Despite the demonstrations and the burden of US sanctions, Tehran has not scaled back its aggressive foreign policy. In October, an Iranian Revolutionary Guard Corps General vowed to keep an ‘effective’ presence within Syria. The Revolutionary Guard has stated that positions in Iraq, Lebanon, and Syria form part of their ‘strategic depth’ in their cold war with Saudi Arabia. US army officials recognise that the oil sanctions could increase the potential for confrontation with Iran and there is little likelihood that Iran would heed the Trump administration’s call to ‘retreat’ from the Middle East. As such, increased support by the Australian government of Trump’s posture is unlikely to coerce Iran to concede to US demands.
AUSTRALIA’S INSINCERE MULTILATERALISM
Under visible pressure, Iranian President Rouhani’s administration may overcompensate and fuel the strategic competition between Iran, Saudi Arabia, and Israel. In such a scenario, Tehran could return put pressure on Australia through its influence with Shia militia in Iraq, where Australia maintains a military presence.
Australia’s shift away from the multilateral approach to security issues would present a dangerous precedent. Canberra risks being perceived as awkwardly shifting between support for and rejection of international agreements. This could undermine the confidence of regional partners like ASEAN, which Canberra describes as being “inextricably linked to Australia’s economic and security interests”. ASEAN supports the Iran deal and signed a ‘friendship deal’ with Iran earlier this year.
Off-siding ASEAN could also impact Australia’s relationship with Indonesia — demographically and economically the largest ASEAN member — with which Canberra is hoping to sign a free trade agreement before the end of the year. Ultimately, a lack of support for multilateral agreements undercuts Canberra’s ability to be trusted in international forums, impact decision-making and support shared interests and values.

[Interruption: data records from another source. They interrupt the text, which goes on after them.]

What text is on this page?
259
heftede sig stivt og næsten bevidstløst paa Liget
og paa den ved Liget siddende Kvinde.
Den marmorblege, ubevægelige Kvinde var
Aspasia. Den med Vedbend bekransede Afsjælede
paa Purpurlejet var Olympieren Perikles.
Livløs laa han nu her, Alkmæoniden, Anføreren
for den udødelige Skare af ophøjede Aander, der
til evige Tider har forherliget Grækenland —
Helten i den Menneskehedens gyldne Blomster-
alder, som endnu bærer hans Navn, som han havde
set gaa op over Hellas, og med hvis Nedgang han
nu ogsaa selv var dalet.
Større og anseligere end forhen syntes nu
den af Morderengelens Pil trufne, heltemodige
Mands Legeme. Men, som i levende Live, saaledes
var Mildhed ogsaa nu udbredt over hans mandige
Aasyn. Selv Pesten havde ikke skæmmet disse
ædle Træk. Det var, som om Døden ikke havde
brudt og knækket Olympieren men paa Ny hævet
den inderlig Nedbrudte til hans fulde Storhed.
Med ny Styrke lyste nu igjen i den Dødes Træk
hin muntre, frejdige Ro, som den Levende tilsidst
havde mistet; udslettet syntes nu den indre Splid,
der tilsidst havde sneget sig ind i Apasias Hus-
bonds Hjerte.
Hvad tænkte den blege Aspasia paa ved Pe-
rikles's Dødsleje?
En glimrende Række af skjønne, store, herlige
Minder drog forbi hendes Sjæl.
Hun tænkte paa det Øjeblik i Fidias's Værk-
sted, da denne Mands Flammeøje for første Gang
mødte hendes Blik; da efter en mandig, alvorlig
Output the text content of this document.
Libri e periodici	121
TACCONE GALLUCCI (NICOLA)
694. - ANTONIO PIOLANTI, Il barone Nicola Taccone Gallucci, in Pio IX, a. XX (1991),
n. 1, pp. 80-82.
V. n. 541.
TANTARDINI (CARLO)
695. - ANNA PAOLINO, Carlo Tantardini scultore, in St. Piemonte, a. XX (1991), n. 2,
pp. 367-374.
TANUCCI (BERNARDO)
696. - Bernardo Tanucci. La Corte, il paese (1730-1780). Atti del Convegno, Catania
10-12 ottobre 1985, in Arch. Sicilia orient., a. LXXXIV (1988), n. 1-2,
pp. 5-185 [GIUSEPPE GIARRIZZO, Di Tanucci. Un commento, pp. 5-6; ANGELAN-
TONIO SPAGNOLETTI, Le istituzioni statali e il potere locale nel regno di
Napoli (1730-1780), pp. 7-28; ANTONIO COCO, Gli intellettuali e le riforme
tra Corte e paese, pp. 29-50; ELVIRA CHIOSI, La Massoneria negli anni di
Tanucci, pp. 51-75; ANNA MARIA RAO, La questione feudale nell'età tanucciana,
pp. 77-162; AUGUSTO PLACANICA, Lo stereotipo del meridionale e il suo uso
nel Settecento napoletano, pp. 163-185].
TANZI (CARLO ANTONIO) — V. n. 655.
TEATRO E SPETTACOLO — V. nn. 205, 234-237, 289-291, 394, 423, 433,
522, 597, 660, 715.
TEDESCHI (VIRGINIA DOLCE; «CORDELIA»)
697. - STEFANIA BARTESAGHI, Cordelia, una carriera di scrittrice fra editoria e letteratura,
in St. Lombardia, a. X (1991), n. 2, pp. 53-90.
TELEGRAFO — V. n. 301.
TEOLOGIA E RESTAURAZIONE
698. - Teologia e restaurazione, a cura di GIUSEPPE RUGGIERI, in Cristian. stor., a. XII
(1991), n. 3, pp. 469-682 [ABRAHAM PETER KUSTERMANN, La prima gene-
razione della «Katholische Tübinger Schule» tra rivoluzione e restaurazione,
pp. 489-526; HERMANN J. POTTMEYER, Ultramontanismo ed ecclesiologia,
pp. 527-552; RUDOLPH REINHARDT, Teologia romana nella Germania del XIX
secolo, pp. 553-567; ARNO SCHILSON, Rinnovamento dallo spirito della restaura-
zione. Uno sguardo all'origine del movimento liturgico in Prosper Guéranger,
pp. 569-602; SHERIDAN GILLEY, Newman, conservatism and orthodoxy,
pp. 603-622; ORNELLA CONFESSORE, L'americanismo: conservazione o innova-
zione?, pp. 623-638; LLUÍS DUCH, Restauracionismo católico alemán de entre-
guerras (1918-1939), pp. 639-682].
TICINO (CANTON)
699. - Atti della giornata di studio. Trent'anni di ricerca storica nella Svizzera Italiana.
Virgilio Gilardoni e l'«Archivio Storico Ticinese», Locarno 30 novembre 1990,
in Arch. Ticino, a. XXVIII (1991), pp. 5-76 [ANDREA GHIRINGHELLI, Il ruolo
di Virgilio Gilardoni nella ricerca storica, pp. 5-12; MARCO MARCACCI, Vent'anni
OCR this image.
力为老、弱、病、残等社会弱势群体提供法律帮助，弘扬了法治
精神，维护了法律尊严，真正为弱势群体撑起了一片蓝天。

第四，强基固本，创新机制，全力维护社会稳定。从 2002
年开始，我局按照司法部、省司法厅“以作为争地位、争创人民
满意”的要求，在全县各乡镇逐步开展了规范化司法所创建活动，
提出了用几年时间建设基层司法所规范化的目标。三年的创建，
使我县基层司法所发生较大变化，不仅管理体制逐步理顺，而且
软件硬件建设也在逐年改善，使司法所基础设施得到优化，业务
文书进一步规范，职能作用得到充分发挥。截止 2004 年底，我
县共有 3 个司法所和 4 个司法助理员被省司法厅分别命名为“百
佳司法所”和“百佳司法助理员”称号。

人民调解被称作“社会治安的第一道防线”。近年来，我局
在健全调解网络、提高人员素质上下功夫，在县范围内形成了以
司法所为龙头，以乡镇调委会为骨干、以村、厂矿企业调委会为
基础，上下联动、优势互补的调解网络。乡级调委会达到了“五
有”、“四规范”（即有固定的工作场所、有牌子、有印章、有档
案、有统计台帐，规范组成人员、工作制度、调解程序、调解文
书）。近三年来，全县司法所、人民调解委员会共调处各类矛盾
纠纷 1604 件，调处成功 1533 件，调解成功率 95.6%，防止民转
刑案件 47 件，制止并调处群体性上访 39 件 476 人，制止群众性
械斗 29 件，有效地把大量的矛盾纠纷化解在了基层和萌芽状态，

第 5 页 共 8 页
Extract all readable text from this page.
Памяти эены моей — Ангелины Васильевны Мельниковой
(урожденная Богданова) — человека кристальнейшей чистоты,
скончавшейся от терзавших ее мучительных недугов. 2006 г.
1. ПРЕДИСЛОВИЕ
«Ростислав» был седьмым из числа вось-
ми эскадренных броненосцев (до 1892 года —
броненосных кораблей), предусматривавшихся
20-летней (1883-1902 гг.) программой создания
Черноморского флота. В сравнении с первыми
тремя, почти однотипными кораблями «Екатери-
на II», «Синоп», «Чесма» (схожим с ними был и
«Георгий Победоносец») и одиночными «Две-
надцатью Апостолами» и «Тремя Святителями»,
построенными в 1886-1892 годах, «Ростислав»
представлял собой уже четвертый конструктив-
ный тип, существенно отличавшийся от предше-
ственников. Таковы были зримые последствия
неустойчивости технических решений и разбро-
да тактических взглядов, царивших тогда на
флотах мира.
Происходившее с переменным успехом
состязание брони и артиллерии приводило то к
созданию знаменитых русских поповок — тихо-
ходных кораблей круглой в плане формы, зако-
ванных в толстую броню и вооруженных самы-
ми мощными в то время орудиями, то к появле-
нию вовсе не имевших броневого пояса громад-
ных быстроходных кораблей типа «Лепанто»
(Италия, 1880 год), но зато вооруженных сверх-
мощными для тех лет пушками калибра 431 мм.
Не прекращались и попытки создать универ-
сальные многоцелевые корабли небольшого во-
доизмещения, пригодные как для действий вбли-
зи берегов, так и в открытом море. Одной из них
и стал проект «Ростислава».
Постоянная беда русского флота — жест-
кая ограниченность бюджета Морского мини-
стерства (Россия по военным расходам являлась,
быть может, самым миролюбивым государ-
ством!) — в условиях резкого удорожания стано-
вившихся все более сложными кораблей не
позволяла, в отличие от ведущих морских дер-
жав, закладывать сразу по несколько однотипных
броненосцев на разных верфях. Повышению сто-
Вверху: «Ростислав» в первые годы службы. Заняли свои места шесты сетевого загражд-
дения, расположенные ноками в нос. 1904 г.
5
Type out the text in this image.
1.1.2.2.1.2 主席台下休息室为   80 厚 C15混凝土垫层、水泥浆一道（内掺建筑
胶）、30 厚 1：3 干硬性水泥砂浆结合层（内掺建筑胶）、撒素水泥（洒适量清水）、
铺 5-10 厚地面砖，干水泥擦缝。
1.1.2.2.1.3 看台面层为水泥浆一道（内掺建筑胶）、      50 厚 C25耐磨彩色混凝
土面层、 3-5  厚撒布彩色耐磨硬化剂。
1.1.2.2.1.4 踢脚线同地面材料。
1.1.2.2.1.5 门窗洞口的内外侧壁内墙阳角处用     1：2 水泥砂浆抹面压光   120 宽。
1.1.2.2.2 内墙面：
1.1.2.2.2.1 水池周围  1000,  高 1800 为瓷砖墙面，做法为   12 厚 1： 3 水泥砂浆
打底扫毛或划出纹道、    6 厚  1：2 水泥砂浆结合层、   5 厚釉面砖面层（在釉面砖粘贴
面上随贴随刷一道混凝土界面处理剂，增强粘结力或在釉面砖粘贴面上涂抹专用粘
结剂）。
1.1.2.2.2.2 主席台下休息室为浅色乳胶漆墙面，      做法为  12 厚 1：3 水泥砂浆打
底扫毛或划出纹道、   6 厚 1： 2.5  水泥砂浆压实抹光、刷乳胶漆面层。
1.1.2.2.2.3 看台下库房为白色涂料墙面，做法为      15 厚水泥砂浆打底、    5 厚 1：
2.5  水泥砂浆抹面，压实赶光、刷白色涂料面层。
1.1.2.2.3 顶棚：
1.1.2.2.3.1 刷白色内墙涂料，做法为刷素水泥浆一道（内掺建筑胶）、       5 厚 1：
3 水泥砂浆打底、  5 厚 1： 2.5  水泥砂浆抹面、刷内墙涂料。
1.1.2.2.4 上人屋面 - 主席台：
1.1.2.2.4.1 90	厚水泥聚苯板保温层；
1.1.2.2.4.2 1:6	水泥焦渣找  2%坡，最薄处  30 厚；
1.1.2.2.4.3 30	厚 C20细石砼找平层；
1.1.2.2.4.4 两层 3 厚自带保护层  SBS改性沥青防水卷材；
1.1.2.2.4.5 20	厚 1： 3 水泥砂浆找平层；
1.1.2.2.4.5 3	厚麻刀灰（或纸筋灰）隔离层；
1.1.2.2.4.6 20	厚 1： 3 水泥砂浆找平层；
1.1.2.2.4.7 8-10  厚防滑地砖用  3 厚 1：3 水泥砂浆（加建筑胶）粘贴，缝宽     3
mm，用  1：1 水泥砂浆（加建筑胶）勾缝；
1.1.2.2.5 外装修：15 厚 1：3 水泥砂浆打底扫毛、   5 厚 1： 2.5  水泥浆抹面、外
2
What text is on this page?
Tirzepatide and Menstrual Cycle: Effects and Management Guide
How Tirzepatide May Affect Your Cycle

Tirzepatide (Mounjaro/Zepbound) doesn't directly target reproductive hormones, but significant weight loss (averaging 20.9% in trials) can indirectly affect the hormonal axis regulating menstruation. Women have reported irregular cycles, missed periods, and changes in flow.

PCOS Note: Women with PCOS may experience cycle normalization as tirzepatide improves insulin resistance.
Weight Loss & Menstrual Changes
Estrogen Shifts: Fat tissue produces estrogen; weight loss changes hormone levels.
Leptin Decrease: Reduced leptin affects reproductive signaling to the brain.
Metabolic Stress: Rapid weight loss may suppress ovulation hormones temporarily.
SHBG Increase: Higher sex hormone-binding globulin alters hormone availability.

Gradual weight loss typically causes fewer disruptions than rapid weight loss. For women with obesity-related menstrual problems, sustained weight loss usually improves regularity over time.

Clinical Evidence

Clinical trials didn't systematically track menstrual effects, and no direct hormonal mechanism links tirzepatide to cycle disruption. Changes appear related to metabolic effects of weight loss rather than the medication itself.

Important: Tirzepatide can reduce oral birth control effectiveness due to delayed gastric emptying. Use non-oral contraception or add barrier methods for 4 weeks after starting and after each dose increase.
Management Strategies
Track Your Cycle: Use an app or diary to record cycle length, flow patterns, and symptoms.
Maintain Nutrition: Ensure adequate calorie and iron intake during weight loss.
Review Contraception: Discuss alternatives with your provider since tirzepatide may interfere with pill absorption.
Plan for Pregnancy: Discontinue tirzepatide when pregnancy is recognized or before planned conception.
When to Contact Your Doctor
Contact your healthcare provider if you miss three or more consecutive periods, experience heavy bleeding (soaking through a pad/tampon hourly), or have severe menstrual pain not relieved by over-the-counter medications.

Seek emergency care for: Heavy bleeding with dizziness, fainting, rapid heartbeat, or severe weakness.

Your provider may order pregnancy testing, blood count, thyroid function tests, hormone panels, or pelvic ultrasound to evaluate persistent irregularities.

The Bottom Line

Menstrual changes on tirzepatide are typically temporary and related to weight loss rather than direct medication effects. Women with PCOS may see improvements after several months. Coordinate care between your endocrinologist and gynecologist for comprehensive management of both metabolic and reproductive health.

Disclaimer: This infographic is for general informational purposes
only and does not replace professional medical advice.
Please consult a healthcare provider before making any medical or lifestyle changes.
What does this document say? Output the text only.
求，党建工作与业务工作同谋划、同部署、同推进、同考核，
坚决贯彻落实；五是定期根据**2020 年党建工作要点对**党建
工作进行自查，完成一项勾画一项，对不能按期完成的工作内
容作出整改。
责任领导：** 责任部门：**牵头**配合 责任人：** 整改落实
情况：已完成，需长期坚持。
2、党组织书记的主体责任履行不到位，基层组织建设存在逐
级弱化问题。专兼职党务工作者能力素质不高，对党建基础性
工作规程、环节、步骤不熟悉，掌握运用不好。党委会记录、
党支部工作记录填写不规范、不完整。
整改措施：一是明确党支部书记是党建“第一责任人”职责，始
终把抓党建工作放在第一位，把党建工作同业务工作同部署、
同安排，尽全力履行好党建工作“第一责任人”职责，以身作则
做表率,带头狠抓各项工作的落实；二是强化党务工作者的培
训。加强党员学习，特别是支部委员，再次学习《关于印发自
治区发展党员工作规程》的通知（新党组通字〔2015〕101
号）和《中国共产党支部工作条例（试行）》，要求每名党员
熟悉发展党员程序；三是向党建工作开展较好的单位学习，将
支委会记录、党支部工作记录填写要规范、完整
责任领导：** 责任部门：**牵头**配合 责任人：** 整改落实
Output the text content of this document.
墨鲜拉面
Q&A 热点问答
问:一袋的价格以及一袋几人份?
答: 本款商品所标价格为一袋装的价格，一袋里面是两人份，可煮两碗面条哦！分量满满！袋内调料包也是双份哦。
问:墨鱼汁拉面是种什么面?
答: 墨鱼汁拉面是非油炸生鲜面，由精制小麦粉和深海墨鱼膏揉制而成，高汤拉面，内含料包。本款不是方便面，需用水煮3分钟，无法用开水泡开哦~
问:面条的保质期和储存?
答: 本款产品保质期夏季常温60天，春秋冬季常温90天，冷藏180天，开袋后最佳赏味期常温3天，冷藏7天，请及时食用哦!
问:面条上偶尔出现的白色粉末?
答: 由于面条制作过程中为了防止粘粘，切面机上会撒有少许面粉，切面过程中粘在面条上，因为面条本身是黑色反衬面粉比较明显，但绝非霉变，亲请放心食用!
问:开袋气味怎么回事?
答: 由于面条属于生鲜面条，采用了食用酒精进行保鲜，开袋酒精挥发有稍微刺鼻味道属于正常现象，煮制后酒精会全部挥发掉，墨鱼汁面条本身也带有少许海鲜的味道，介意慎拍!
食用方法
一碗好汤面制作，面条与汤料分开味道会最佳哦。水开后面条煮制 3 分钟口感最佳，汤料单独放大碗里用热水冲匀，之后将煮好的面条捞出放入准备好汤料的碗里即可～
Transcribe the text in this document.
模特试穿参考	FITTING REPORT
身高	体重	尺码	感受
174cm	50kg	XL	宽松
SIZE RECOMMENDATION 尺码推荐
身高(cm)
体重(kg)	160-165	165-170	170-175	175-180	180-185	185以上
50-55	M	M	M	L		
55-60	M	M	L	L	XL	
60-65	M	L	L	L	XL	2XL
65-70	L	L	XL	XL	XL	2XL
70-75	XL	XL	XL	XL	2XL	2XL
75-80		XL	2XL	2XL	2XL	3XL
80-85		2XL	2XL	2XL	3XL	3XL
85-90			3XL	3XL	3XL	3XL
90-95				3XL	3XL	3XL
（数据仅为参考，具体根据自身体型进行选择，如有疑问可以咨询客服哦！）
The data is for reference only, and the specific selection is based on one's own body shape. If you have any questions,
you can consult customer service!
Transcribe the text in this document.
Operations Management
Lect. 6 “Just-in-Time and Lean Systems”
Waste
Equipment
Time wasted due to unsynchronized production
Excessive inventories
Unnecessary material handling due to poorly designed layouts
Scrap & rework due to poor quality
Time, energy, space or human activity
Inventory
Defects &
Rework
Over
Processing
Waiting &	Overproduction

As a resource-reliant and water scarce nation itself, Australia could be reasonably expected to understand Iran’s situation, providing Canberra with an opportunity to act as a mediator supporting a policy of ‘stabilisation’. This policy could be built upon strengthening multilateral and institutional pressure on Tehran to improve its water-management, rather than committing to a policy of escalation between Iran and the US. But this opportunity has likely been foregone with Morrison’s announcements.
Australia is not a signatory to the Iran deal and does not gain much from a show of support for Trump’s withdrawal. If anything, an Australia that follows Trump’s rejection of multilateral agreements directly undermines its commitment to a rules-based order, as outlined in its own 2017 Foreign Policy White Paper. Morrison did not consult Australia’s intelligence agencies, security agencies or policy departments before his decision, nor was the decision supported by them afterwards. This means that Morrison may ultimately be fighting an uphill battle to change Australia’s posture toward Iran in December.